STATISTICS: I'm struggling with how to calculate the following problems:
*Assume that X~N(3,1.5)
For what value of X is Pr(x<K) = 50%
*Assume that X~N(3,1.5)
What value of X would be equal to a z-score of -2?
*Assume that X~N(3,1.5)
Find the 90% percentile
*Assume X~N(4.5,3) Assume you take a sample of size 20; what is the expected distribution?
To solve these problems, we need to understand the concept of the normal distribution and how it is related to probability.
1. For what value of X is Pr(x < K) = 50%?
To find the value of X for which the probability of X being less than K is 50%, we will use the standard normal distribution table or a statistical software.
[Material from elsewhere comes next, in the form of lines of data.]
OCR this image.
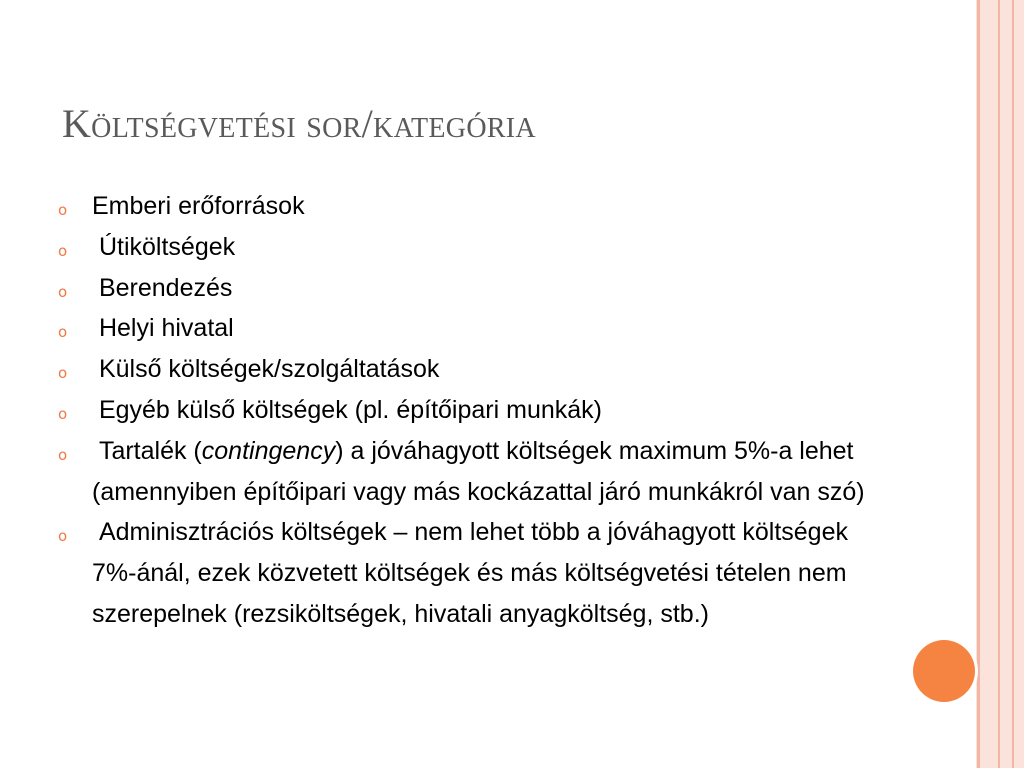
Költségvetési sor/kategória
o Emberi erőforrások
o Útiköltségek
o Berendezés
o Helyi hivatal
o Külső költségek/szolgáltatások
o Egyéb külső költségek (pl. építőipari munkák)
o Tartalék (contingency) a jóváhagyott költségek maximum 5%-a lehet (amennyiben építőipari vagy más kockázattal járó munkákról van szó)
o Adminisztrációs költségek – nem lehet több a jóváhagyott költségek  7%-ánál, ezek közvetett költségek és más költségvetési tételen nem szerepelnek (rezsiköltségek, hivatali anyagköltség, stb.)
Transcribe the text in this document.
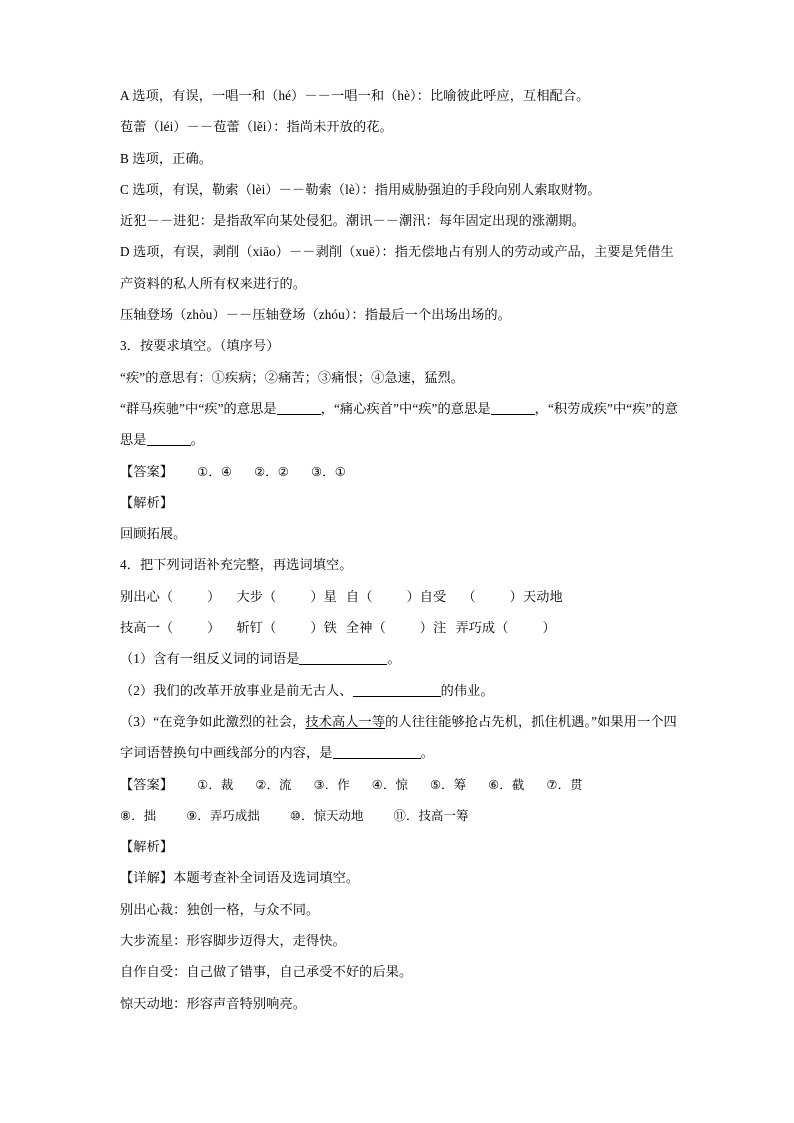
A 选项，有误，一唱一和（hé）－－一唱一和（hè）：比喻彼此呼应，互相配合。
苞蕾（léi）－－苞蕾（lěi）：指尚未开放的花。
B 选项，正确。
C 选项，有误，勒索（lèi）－－勒索（lè）：指用威胁强迫的手段向别人索取财物。
近犯－－进犯：是指敌军向某处侵犯。潮讯－－潮汛：每年固定出现的涨潮期。
D 选项，有误，剥削（xiāo）－－剥削（xuē）：指无偿地占有别人的劳动或产品，主要是凭借生产资料的私人所有权来进行的。
压轴登场（zhòu）－－压轴登场（zhóu）：指最后一个出场出场的。
3．按要求填空。（填序号）
“疾”的意思有：①疾病；②痛苦；③痛恨；④急速，猛烈。
“群马疾驰”中“疾”的意思是	，“痛心疾首”中“疾”的意思是	，“积劳成疾”中“疾”的意思是	。
【答案】 ①．④ ②．② ③．①
【解析】
回顾拓展。
4．把下列词语补充完整，再选词填空。
别出心（	） 大步（	）星 自（	）自受 （	）天动地
技高一（	） 斩钉（	）铁 全神（	）注 弄巧成（	）
（1）含有一组反义词的词语是	。
（2）我们的改革开放事业是前无古人、	的伟业。
（3）“在竞争如此激烈的社会，技术高人一等的人往往能够抢占先机，抓住机遇。”如果用一个四字词语替换句中画线部分的内容，是	。
【答案】 ①．裁 ②．流 ③．作 ④．惊 ⑤．筹 ⑥．截 ⑦．贯
⑧．拙 ⑨．弄巧成拙 ⑩．惊天动地 ⑪．技高一筹
【解析】
【详解】本题考查补全词语及选词填空。
别出心裁：独创一格，与众不同。
大步流星：形容脚步迈得大，走得快。
自作自受：自己做了错事，自己承受不好的后果。
惊天动地：形容声音特别响亮。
First, we need to standardize the value of K into a z-score using the formula: z = (K - mean) / standard deviation. In this case, the mean is 3 and the standard deviation is 1.5. Then, we check the standard normal distribution table for the z-score that corresponds to a probability of 0.50 (since Pr(x < K) = 50%). Finally, we multiply the z-score by the standard deviation and add the mean to get the value of X.
2. What value of X would be equal to a z-score of -2?
To find the value of X corresponding to a specific z-score, we use the formula: X = z * standard deviation + mean. In this case, the z-score is -2, and the mean and standard deviation are given as 3 and 1.5, respectively. Substituting these values into the formula will give us the value of X.
3. Find the 90th percentile.
To find the 90th percentile, we need to determine the value of X for which 90% of the values fall below it. We can use the standard normal distribution table to find the corresponding z-score. From the standard normal distribution table, we look for the z-score that corresponds to a cumulative probability of 0.90. Once we have the z-score, we use the formula X = z * standard deviation + mean to find the value of X.
4. What is the expected distribution if we take a sample of size 20 from X ~ N(4.5, 3)?
When you take a sample from a normal distribution, the distribution of the sample means will also follow a normal distribution. This is called the sampling distribution of the mean. The mean of the sampling distribution will be the same as the mean of the original distribution, and the standard deviation of the sampling distribution (also known as the standard error) will be the standard deviation of the original distribution divided by the square root of the sample size. In this case, the expected distribution of the sample means will be a normal distribution with a mean of 4.5 and a standard deviation of 3 divided by the square root of 20.